Grimm's Law

Grimm's law (also known as the First Germanic Sound Shift or the Rask's-Grimm's rule), named after Jacob Grimm, is a set of statements describing the inherited Proto-Indo-European (PIE) stop consonants as they developed in Proto-Germanic (the common ancestor of the Germanic branch of the Indo-European family) in the 1st millennium BC. It establishes a set of regular correspondences between early Germanic stops and fricatives and the stop consonants of certain other centum Indo-European languages (Grimm used mostly Latin and Greek for illustration). As it is presently formulated, Grimm's law consists of three parts, which must be thought of as three consecutive phases in the sense of a chain shift:

  1. Proto-Indo-European voiceless stops change into voiceless fricatives.
  2. Proto-Indo-European voiced stops become voiceless stops.
  3. Proto-Indo-European voiced aspirated stops become voiced stops or fricatives (as allophones).

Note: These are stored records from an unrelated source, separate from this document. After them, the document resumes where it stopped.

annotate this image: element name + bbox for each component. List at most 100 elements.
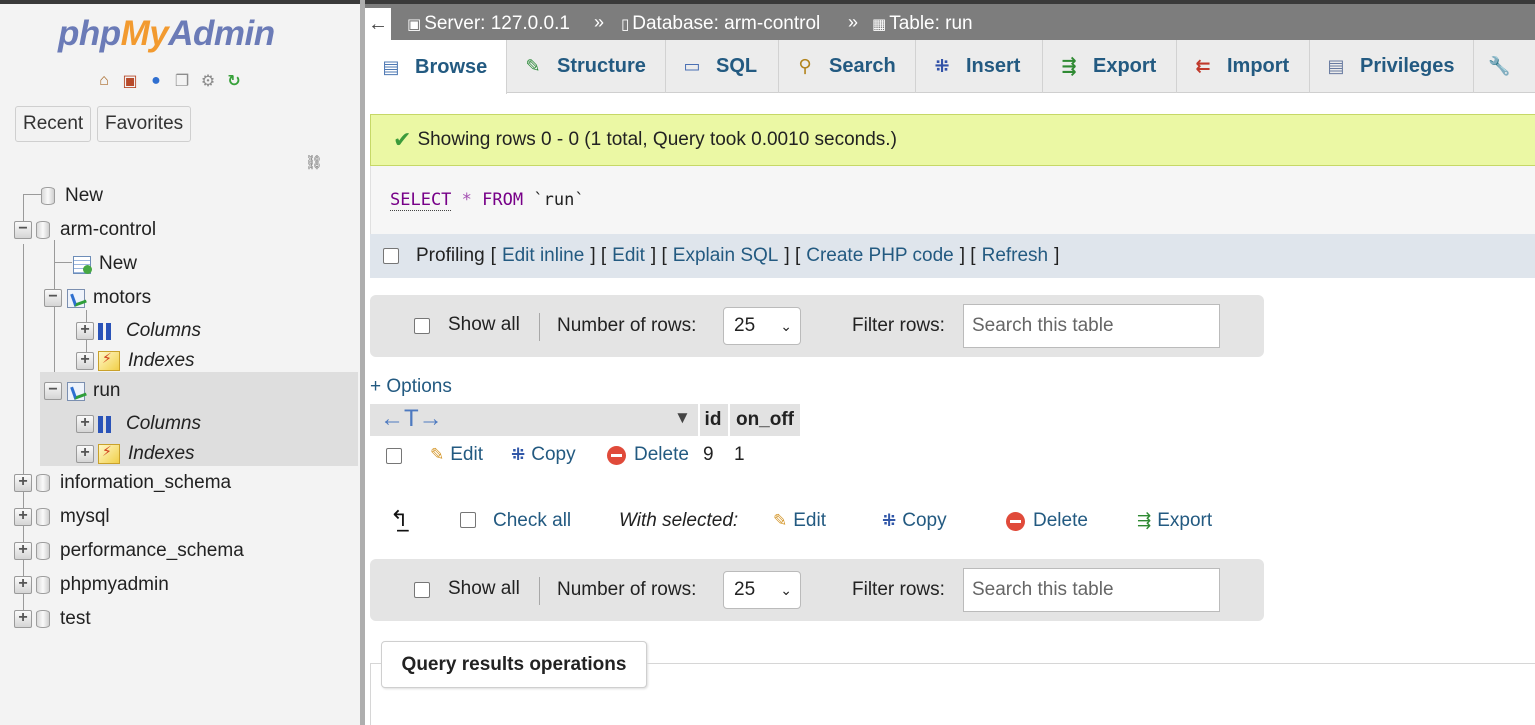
tab-export[interactable]: ⇶ Export: [1043, 40, 1177, 93]
cell-id[interactable]: 9: [703, 444, 714, 466]
expand-icon[interactable]: +: [14, 576, 32, 594]
server-icon: ▣: [407, 16, 422, 33]
breadcrumb-server[interactable]: ▣ Server: 127.0.0.1: [407, 8, 570, 40]
database-icon: [36, 474, 50, 492]
favorites-tab[interactable]: Favorites: [97, 106, 192, 142]
filter-rows-input[interactable]: Search this table: [963, 304, 1220, 348]
sql-query-text: SELECT * FROM `run`: [390, 190, 585, 211]
tree-run-columns[interactable]: + Columns: [76, 409, 201, 439]
sort-caret-icon[interactable]: ▼: [674, 408, 691, 428]
tab-import[interactable]: ⇇ Import: [1177, 40, 1310, 93]
bulk-export-button[interactable]: ⇶ Export: [1137, 510, 1212, 532]
expand-icon[interactable]: +: [14, 542, 32, 560]
bulk-edit-button[interactable]: ✎ Edit: [773, 510, 826, 532]
tab-insert[interactable]: ⁜ Insert: [916, 40, 1043, 93]
database-icon: [36, 508, 50, 526]
navigation-panel: phpMyAdmin ⌂ ▣ ● ❐ ⚙ ↻ Recent Favorites …: [0, 0, 360, 725]
tree-db-arm-control[interactable]: − arm-control: [14, 215, 156, 245]
export-icon: ⇶: [1061, 56, 1077, 76]
expand-icon[interactable]: +: [14, 474, 32, 492]
expand-icon[interactable]: +: [14, 610, 32, 628]
help-icon[interactable]: ●: [145, 70, 167, 92]
documentation-icon[interactable]: ❐: [171, 70, 193, 92]
breadcrumb-separator: »: [848, 12, 859, 32]
tab-search[interactable]: ⚲ Search: [779, 40, 916, 93]
tab-sql[interactable]: ▭ SQL: [666, 40, 779, 93]
row-delete-button[interactable]: Delete: [607, 444, 689, 466]
query-results-operations-title: Query results operations: [381, 641, 647, 688]
checkmark-icon: ✔: [393, 127, 412, 152]
show-all-checkbox[interactable]: [414, 582, 430, 598]
bulk-actions: ↰̲̲̲ Check all With selected: ✎ Edit ⁜ C…: [370, 500, 1264, 542]
bulk-delete-button[interactable]: Delete: [1006, 510, 1088, 532]
breadcrumb-database[interactable]: ▯ Database: arm-control: [621, 8, 820, 40]
tree-db-phpmyadmin[interactable]: + phpmyadmin: [14, 570, 169, 600]
expand-icon[interactable]: +: [14, 508, 32, 526]
edit-inline-link[interactable]: Edit inline: [502, 245, 584, 267]
expand-icon[interactable]: +: [76, 415, 94, 433]
settings-gear-icon[interactable]: ⚙: [197, 70, 219, 92]
tree-run-indexes[interactable]: + Indexes: [76, 439, 195, 469]
sql-query-box: SELECT * FROM `run`: [370, 166, 1535, 234]
show-all-label: Show all: [448, 314, 520, 335]
nav-resize-handle[interactable]: [360, 0, 365, 725]
breadcrumb-separator: »: [594, 12, 605, 32]
tree-db-mysql[interactable]: + mysql: [14, 502, 110, 532]
collapse-icon[interactable]: −: [14, 221, 32, 239]
browse-icon: ▤: [382, 56, 400, 77]
refresh-link[interactable]: Refresh: [982, 245, 1049, 267]
tree-db-performance-schema[interactable]: + performance_schema: [14, 536, 244, 566]
logout-icon[interactable]: ▣: [119, 70, 141, 92]
tab-structure[interactable]: ✎ Structure: [507, 40, 666, 93]
show-all-checkbox[interactable]: [414, 318, 430, 334]
expand-icon[interactable]: +: [76, 352, 94, 370]
with-selected-label: With selected:: [619, 510, 739, 531]
cell-on-off[interactable]: 1: [734, 444, 745, 466]
options-link[interactable]: + Options: [370, 376, 452, 398]
rows-per-page-select[interactable]: 25 ⌄: [723, 571, 801, 609]
tab-operations[interactable]: 🔧: [1474, 40, 1535, 93]
tree-table-motors[interactable]: − motors: [44, 283, 151, 313]
tree-new-table[interactable]: New: [72, 249, 137, 279]
tree-db-information-schema[interactable]: + information_schema: [14, 468, 231, 498]
tree-db-test[interactable]: + test: [14, 604, 91, 634]
link-with-main-panel-icon[interactable]: ⛓: [305, 154, 323, 171]
success-message: ✔ Showing rows 0 - 0 (1 total, Query too…: [370, 114, 1535, 166]
column-header-on-off[interactable]: on_off: [728, 404, 800, 436]
row-checkbox[interactable]: [386, 448, 402, 464]
recent-tab[interactable]: Recent: [15, 106, 92, 142]
table-row: ✎ Edit ⁜ Copy Delete 9 1: [370, 436, 800, 476]
tree-table-run[interactable]: − run: [44, 376, 120, 406]
pencil-icon: ✎: [773, 511, 788, 530]
check-all-checkbox[interactable]: [460, 512, 476, 528]
phpmyadmin-logo[interactable]: phpMyAdmin: [58, 14, 275, 54]
collapse-icon[interactable]: −: [44, 382, 62, 400]
create-php-code-link[interactable]: Create PHP code: [806, 245, 954, 267]
breadcrumb-table[interactable]: ▦ Table: run: [872, 8, 973, 40]
expand-icon[interactable]: +: [76, 322, 94, 340]
column-resize-arrows-icon[interactable]: ←T→: [380, 405, 443, 433]
rows-per-page-select[interactable]: 25 ⌄: [723, 307, 801, 345]
collapse-icon[interactable]: −: [44, 289, 62, 307]
home-icon[interactable]: ⌂: [93, 70, 115, 92]
column-header-id[interactable]: id: [698, 404, 726, 436]
tab-privileges[interactable]: ▤ Privileges: [1310, 40, 1474, 93]
structure-icon: ✎: [525, 56, 541, 76]
reload-icon[interactable]: ↻: [223, 70, 245, 92]
bulk-copy-button[interactable]: ⁜ Copy: [882, 510, 947, 532]
columns-icon: [98, 322, 118, 340]
row-copy-button[interactable]: ⁜ Copy: [511, 444, 576, 466]
table-structure-icon: [66, 288, 86, 308]
tree-motors-columns[interactable]: + Columns: [76, 316, 201, 346]
profiling-checkbox[interactable]: [383, 248, 399, 264]
edit-query-link[interactable]: Edit: [612, 245, 645, 267]
wrench-icon: 🔧: [1488, 56, 1511, 76]
collapse-nav-button[interactable]: ←: [365, 8, 391, 40]
explain-sql-link[interactable]: Explain SQL: [673, 245, 779, 267]
filter-rows-input[interactable]: Search this table: [963, 568, 1220, 612]
tree-new-database[interactable]: New: [41, 181, 103, 211]
row-edit-button[interactable]: ✎ Edit: [430, 444, 483, 466]
tab-browse[interactable]: ▤ Browse: [365, 40, 507, 94]
expand-icon[interactable]: +: [76, 445, 94, 463]
check-all-label[interactable]: Check all: [493, 510, 571, 532]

The chain shift can be abstractly represented as:

bʰ → b → p → ɸ
dʰ → d → t → θ
gʰ → g → k → x
gʷʰ → gʷ → kʷ → xʷ

Here each sound moves one position to the right to take on its new sound value. Notice that the new sound value entails the loss of a feature at each of the three steps. First the aspiration feature is lost, then voice and finally stop leaving a continuant.

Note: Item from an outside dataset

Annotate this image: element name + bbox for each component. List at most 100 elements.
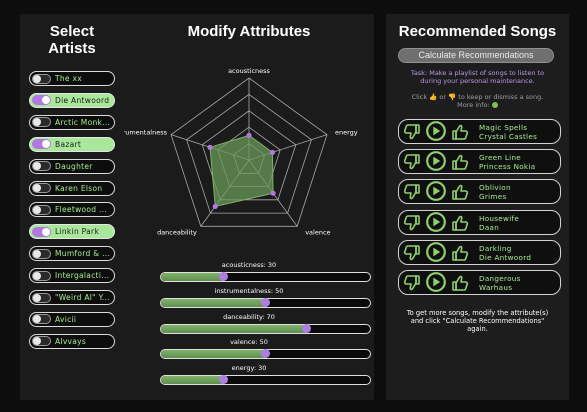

The voiced aspirated stops may have first become voiced fricatives before hardening to the voiced unaspirated stops "b", "d", and "g" under certain conditions; however, some linguists dispute this. See Proto-Germanic phonology.

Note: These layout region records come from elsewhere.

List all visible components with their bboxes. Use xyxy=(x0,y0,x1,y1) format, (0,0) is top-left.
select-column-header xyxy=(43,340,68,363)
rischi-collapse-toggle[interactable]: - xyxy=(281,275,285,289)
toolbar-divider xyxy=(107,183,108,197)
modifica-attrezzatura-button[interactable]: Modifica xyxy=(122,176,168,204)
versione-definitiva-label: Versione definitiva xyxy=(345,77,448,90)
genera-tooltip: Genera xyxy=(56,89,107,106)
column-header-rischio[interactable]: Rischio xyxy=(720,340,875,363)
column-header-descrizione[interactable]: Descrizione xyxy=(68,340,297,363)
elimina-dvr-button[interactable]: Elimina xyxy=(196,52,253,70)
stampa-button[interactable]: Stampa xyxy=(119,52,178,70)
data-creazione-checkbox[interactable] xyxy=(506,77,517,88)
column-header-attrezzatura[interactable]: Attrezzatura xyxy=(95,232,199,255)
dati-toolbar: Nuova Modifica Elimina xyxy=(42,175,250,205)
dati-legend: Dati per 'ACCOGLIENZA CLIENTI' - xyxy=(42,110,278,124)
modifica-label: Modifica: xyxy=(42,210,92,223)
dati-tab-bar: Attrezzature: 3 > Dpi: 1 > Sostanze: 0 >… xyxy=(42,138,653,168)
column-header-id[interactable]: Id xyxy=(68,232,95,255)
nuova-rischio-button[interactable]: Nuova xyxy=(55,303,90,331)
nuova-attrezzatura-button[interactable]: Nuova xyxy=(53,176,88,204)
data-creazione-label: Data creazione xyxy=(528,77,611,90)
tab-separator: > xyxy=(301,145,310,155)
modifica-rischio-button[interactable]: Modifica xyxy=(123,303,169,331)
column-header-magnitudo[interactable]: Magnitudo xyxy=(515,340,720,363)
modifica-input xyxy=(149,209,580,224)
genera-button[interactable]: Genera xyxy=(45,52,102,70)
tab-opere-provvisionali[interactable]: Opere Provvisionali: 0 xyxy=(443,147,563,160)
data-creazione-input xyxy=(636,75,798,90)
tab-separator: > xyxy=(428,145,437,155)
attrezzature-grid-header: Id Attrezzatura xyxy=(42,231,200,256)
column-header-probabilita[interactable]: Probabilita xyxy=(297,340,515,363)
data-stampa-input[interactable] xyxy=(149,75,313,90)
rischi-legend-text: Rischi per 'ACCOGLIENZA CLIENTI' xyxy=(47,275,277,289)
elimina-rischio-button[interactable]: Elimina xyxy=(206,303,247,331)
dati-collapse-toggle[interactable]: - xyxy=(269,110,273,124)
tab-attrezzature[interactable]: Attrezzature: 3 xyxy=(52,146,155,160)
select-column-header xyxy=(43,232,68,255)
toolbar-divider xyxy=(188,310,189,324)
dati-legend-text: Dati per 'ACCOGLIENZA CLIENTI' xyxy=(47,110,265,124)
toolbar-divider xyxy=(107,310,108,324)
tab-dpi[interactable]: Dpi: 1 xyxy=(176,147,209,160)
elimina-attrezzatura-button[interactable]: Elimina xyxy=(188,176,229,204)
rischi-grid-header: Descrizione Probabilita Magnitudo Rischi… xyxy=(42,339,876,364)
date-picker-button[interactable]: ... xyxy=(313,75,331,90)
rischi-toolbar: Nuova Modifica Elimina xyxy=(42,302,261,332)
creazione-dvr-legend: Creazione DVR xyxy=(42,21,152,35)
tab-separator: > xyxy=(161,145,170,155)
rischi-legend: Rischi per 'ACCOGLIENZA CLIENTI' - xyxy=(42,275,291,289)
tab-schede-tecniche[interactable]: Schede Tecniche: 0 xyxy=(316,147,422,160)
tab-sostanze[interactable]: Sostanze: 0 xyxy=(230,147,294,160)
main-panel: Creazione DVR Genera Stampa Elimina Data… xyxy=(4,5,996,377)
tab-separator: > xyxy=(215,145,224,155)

Grimm's law was the first non-trivial systematic sound change to be discovered in linguistics; its formulation was a turning point in the development of linguistics, enabling the introduction of a rigorous methodology to historical linguistic research. The correspondences between Latin p and Germanic f was first noted by Friedrich von Schlegel in 1806. In 1818 Rasmus Christian Rask elaborated the set of correspondences to include other Indo-European languages such as Sanskrit and Greek, and the full range of consonants involved. In 1822 Jacob Grimm, the elder of the Brothers Grimm, in his book Deutsche Grammatik, formulated the law as a general rule (and extended to include standard German).